桐島:そうそう。クリスマスの彼は通産官僚で、何とか奥さんと別れて、私と一緒になろうと努力したんだけれどね。かなり堂々と付き合ってたので、スイスに飛ばされちゃったのよ。だから私はしょっちゅうスイスに行ったわよ。

かれん:私たちも連れていかれたな(笑)。

林:その方、ご存命ですか。

桐島:ううん、亡くなった。男は全滅です。

林:そのあと勝見さんとご結婚なさったんですね。私も勝見さんと親しくさせていただいて、上海、北京、バンクーバー、パリに連れていっていただいたのがいい思い出です。パリで素晴らしい体験をしたのは財産だと思っています。あんな下町、誰も連れていってくれませんよ。

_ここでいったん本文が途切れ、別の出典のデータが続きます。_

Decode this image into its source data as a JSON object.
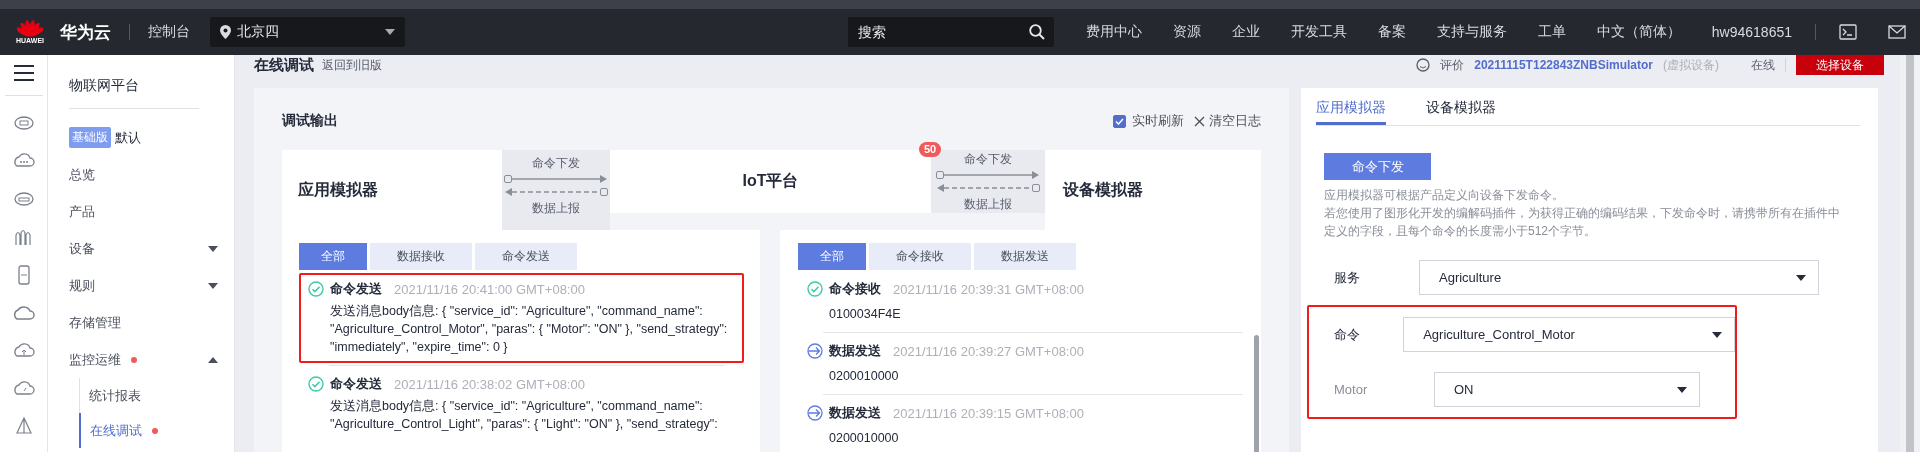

桐島:勝見が案内したのね。パリも中国も、彼に任せるとぜんぜん違いますよね。

林:勝見さんは森羅万象、何でもご存じでしたよね。

桐島:いい相棒でした。でも、子どもたちとは相性が悪くてね。

林:離婚されてもずっと仲良くされて、偲ぶ会も桐島さんが全部仕切られましたね。別れた旦那さんと仲良くしているだけでも驚異なのに、「最後までいい仲間だったから」と。

桐島:そうそう。

林:昔、勝見さんに「桐島さんのどこにひかれたんですか」って聞いたら、「ホンモノは一目見ればわかるでしょう。僕は骨董屋だよ」って。

桐島:あ、ほんと? カッコいいこと言うわね。私より12歳も年下なんだから、ちゃんと看取ってくれるのかと思ったら、向こうが先にサッサと逝っちゃうんだから、ズルいわ(笑)。あなたのご主人、勝見が生きていたときはときどき遊びに来てくださったみたいね。

林:2人でおすし屋さんに行ったりしていたから、亡くなってすごくショックだったみたい。今にも勝見さんが「おう、来てたの?」とそこのドアから入ってきそうな気がします。

桐島:1年に1度でいいから、現れてほしいわ。